Venerdì scorso infatti, un ordigno posizionato sulla linea del Newvskt Expess, un treno che percorre abitualmente la tratta Mosca-San Pietroburgo, è esploso causando almeno 25 morti e ferendo oltre 100 persone.
Per giorni non si è saputo molto in merito alle responsabilità dell’attentato. In un primo momento un gruppo nazionalista russo aveva dichiarato di esserne l’autore, ma la rivendicazione non è parsa molto credibile. Nelle ore successive due uomini provenienti dall’Inguscezia sono stati arrestati e, secondo indiscrezioni, uno di questi avrebbe ammesso le proprie responsabilità. Infine, pochi giorni fa, a rivendicare il “merito” dell’attacco è stato un gruppo ceceno, il “Gruppo Islamico Ceceno”, precisando che l’azione è parte di una strategia di sabotaggio della Russia ordinata dall’emiro del Caucaso, Doku Umarov. Per quanto è dato sapere, Umarov, leader indipendentista ceceno, si è proclamato da solo comandante di tutti i movimenti indipendentisti ceceni ed Emiro.
Come detto, la Russia ha dichiarato finita la guerra in Cecenia e sente di aver sconfitto tutti i grandi nemici che, negli ultimi anni, hanno pesantemente messo a rischio la sua sicurezza interna (basti ricordare il dramma di Beslan del 2004).
Mosca però, secondo gli esperti in materia, pare aver sottovalutato il pericolo preveniente da piccoli gruppi di 3/5 persone che, alle azioni eclatanti, sembrano preferire piccoli – ma dolorosi – sabotaggi. Azioni che, come abbiamo visto, sono in grado di uccidere numerose persone. Lo stesso Newvskt Expess era stato già attaccato nel 2007, quando una bomba simile a quella di venerdì scorso, causò numerosi danni al treno e ferì circa 60 persone.
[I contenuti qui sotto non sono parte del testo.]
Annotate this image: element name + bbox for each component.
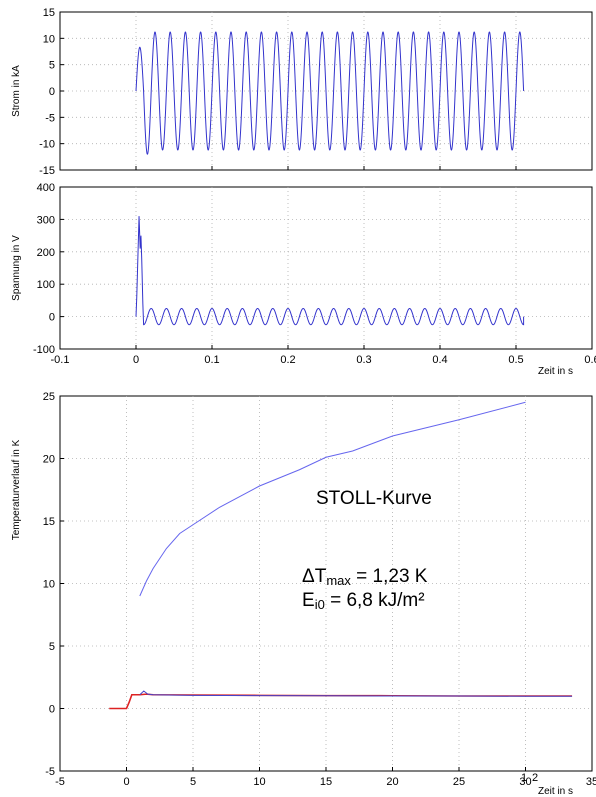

Andrei Soldatov, direttore del giornale interattivo Agentura.ru – specializzato sulle questioni legale alla sicurezza – in merito all’accaduto ha dichiarato che la Russia sta assistendo ad un nuovo modus operandi del terrorismo, nel quale piccole cellule eseguono atti di sabotaggio. Le forze di sicurezza russe però, militarizzato il problema, sono rimaste incapaci di affrontare le minacce più piccole. Il pericolo maggiore, secondo Soldatov. proviene dalla coalizione delle forze islamiste nel nord del Caucaso, non interessate direttamente da rivendicazioni nazionaliste, ma che si percepiscono comunque in guerra con Mosca.
Vanno riportate infine le parole del Patriarca Kirill. Immediatamente dopo l’attentato, il Patriarca ortodosso ha dichiaro che l’attentato rappresenta una minaccia per tutto il Paese ed è un crimine di cui tutti i russi sono vittime. Queste dichiarazioni hanno in parte permesso di spegnere le tensioni tra la maggioranza cristiana della Russia e l’importante comunità islamica locale.
Per lo Zar Putin e per il suo erede Medvedev, la strada verso la sicurezza dell’”orso bianco” è quindi ancora lunga.